CROB
Dirt Disciple
Quite the CV!I learned back in the 1970s as part of my apprenticeship at the Royal Ordnance Factory Nottingham, ROF (N). I opted to become a sheetmetal worker and spent the next 4 years in the sheetmetal shop fabricating components for such projects as the 105mm Lightweight gun, Eager Beaver military forklift, Chieftan Bridgelayer, Combat Engineering Tractor (CET) etc.
After 4 years at college (City & Guilds Fabrication and Welding course FWT4) and 3 years piecework - I got fed up of being under a TIG welding helmet and went to Rolls-Royce working on jet pipe fabrication.
It's all a long time in the past now but I stayed in aerospace (behind a desk - up the management ladder and down again) until retiring a few years ago.
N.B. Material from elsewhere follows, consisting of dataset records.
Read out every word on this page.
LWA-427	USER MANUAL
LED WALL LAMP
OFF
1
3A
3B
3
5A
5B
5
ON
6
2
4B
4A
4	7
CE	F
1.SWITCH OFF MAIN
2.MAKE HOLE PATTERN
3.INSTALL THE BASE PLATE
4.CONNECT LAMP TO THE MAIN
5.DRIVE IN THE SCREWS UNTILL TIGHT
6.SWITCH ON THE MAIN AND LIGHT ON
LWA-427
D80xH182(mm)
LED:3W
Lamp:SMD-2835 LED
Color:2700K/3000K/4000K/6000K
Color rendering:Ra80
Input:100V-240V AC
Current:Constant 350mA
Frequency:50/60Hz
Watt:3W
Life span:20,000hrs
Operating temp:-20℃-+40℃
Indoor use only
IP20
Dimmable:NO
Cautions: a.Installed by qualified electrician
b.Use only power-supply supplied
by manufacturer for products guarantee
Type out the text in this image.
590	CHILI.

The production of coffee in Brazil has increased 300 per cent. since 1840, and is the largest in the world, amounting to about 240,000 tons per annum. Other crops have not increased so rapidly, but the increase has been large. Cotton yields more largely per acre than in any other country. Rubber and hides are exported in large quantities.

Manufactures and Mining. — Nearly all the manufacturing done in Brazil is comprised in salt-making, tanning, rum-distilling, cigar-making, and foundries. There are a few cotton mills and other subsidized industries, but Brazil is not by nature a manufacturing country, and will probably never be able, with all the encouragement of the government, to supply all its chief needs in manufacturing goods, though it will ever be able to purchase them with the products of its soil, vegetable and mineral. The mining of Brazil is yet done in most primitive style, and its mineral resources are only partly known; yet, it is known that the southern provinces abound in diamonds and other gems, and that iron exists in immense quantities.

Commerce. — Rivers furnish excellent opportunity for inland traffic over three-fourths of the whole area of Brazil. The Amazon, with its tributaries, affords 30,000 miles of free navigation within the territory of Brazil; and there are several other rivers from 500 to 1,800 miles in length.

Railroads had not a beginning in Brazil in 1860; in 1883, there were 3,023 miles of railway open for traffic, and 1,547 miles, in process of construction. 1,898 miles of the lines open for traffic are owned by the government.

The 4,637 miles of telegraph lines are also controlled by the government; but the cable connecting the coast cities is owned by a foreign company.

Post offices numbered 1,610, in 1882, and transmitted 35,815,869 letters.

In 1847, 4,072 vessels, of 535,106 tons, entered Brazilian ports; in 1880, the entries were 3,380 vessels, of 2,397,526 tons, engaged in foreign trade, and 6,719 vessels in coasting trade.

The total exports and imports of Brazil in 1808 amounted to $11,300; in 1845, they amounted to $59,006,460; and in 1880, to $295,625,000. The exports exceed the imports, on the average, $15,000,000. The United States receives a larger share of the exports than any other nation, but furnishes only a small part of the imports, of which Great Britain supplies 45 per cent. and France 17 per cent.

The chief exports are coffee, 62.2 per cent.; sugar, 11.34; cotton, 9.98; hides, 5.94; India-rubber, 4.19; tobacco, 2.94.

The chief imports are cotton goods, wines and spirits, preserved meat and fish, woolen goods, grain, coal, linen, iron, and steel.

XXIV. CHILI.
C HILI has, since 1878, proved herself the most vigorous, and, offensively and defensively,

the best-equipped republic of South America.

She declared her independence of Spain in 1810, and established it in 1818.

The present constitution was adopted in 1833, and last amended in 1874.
What's all this got to do with brazing? - well there's an awful lot to learn about so called "brazing", different alloys/temperatures etc for different applications. I've never researched the filler alloys used for bicycle frame construction so on that point I'm ignorant but I've used brass alloys (bronze welding), silver alloys (silver soldering or hard soldering, often referred to as brazing but technically not).
As a first step I'd try to find a good Metal Joining Handbook and from it identify which processes suit your eventual goals, then set yourself up and practice, practice, practice....
I bet there's some serious arcane knowledge that comes from working in a shop like that.
I guess some serious equipment too..
As you say the variety and amount of information available and terminology used is dizzying.
Looking for handbooks is a good idea though, sometimes the Internet is too much so a book may provide clearer answers.